Shaking off the Cobwebs

Friday 17th March 2017

We were well rewarded for our week of wet and stormy weather by a couple of cracking day sails as we cruised around the Hauraki Gulf. Monday morning, with the storm moving out into the Pacific Ocean and keen to start south towards Auckland while the winds were still northerly, we stuck our nose out from the protection of Great Barrier Island to find the sea less rough than we had expected. With the 15-20 kt wind just forward of the beam, Raya made short work of the exhilarating 45nm to our next stop and we arrived with the sun still high in the sky. The anchorage was calm and still, protected from the wind the warmth of the afternoon felt good after the chilly sail and the last couple of stormy days.

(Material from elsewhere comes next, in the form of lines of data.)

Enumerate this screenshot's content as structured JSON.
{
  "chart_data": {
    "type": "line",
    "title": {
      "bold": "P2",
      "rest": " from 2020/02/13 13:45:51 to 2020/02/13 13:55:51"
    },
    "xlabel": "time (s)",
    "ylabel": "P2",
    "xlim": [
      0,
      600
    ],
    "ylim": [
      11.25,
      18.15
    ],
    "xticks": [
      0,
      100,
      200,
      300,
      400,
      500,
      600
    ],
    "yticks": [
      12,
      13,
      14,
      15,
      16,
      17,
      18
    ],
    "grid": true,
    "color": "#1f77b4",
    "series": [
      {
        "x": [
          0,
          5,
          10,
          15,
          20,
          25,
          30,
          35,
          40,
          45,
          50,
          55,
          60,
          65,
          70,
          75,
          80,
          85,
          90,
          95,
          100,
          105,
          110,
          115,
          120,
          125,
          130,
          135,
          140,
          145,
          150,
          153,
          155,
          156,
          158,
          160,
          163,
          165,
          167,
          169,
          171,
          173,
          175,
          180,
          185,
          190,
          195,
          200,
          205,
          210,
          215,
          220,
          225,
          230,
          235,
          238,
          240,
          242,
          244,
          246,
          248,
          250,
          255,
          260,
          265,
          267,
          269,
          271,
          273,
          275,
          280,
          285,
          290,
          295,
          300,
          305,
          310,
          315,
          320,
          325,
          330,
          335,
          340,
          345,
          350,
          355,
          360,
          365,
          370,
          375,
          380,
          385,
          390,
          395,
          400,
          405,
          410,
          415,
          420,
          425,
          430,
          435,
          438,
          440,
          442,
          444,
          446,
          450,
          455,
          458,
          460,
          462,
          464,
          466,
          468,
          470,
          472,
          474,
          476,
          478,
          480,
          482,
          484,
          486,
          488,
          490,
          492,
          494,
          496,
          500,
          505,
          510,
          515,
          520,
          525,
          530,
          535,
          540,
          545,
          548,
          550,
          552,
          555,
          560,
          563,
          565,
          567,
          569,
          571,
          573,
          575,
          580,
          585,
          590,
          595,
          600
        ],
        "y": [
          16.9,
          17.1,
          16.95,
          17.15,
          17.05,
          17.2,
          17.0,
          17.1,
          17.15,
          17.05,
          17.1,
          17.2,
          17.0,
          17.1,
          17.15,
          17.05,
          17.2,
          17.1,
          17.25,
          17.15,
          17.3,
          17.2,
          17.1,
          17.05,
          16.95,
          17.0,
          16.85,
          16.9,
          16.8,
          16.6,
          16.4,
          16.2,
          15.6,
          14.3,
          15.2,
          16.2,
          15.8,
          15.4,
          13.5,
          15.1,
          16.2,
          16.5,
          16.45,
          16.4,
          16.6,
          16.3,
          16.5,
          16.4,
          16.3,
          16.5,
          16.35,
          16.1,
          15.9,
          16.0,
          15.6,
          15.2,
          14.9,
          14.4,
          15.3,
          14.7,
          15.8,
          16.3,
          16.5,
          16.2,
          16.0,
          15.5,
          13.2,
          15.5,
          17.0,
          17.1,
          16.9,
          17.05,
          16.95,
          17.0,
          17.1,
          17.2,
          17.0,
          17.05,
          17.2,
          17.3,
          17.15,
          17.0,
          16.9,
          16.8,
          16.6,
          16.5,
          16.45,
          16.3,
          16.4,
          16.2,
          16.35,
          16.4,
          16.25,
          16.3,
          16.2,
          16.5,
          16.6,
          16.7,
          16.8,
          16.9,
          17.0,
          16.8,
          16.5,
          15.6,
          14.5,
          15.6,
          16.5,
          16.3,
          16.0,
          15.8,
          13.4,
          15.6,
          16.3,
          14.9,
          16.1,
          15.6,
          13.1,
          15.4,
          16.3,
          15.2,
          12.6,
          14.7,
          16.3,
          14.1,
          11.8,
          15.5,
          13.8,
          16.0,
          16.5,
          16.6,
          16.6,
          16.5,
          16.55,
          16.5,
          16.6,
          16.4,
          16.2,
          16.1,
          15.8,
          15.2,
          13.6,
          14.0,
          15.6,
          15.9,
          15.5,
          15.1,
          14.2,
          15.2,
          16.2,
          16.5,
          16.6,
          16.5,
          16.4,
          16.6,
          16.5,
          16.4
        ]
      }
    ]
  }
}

Rick trimming the sails as we race southwards


We were anchored in Ranger Bay near the entrance of Te Kouma Harbour on the inner Coromandel Penisular and the next morning we all got into the dingy to explore this long narrow inlet. At the head of our small bay was a grey sandy beach with rocky sides, each rock was coated in a jumble of oyster shells. Each shell looked to be empty but was still cemented firmly to the rock creating a sharp and bumpy surface underfoot. Further up the inlet the water became very shallow, the low tide revealing gravelly mud flats and incongruent bright red rocky outcrops. The hills that lined this natural harbour were of green grassy meadows, vivid and smooth in appearance, looking almost as if they had been covered in snooker table baize.

Oysters cover every rock, nook and cranny of the shore.


Wednesday we headed for a Waiheke Island and again we had a fantastic sail, this time in higher winds on the port quarter. We were heavily reefed and sailing conservatively, until that is, we spied another boat on the AIS coming up fast behind us. True to the old adage that a race is two boats sailing in the same direction, Rick couldn’t resist putting out some more canvas, we stormed along at over nine knots making it to the headland a mile in front.

We settled down for a couple of nights in Oneroa Bay, a pleasant seaside town with some much needed facilities, we restocked the fridge and rid ourselves of a weeks worth of rubbish. Unfortunately there was no where to dock the dingy, so trips ashore were taken in shifts and ideas of dinner out abandoned. 

Enjoying lunch in Oneroa Bay


So that evening while eating supper in the cockpit, we noticed the boat was covered in cobwebs, small spiders appeared all over the deck. We realised the webs were floating past in the air and catching in the rigging. Jane had read about the phenomena of  ballooning spiders, where spiderlings launch gossamer threads to create a makeshift parachute that is lifted by the wind, wafting them sometimes for hundreds of miles, in the hope that they will land in new surroundings suitable for colonisation. Fascinating as it was to see, we are hoping that sailboats aren’t one such environment.

Spider web threads caught on the rigging of the boat next door, catching the sunlight.

We have just dropped Janie and Peter ashore, their time with us having come to an end, we had a fun final day with their daughter Domini and her two children onboard, sailing an hour west to Woodlands Bay where we had lunch and the kids swam off the back of the boat. On returning to Oneroa Bay, we discovered the anchorage rocking, with a lively swell and from a large noisy garden party taking place in the house on the cliffs above us. Our lunch spot had been calm and quiet, we dropped our passengers on the beach and motored back there to enjoy the sunny evening in peace.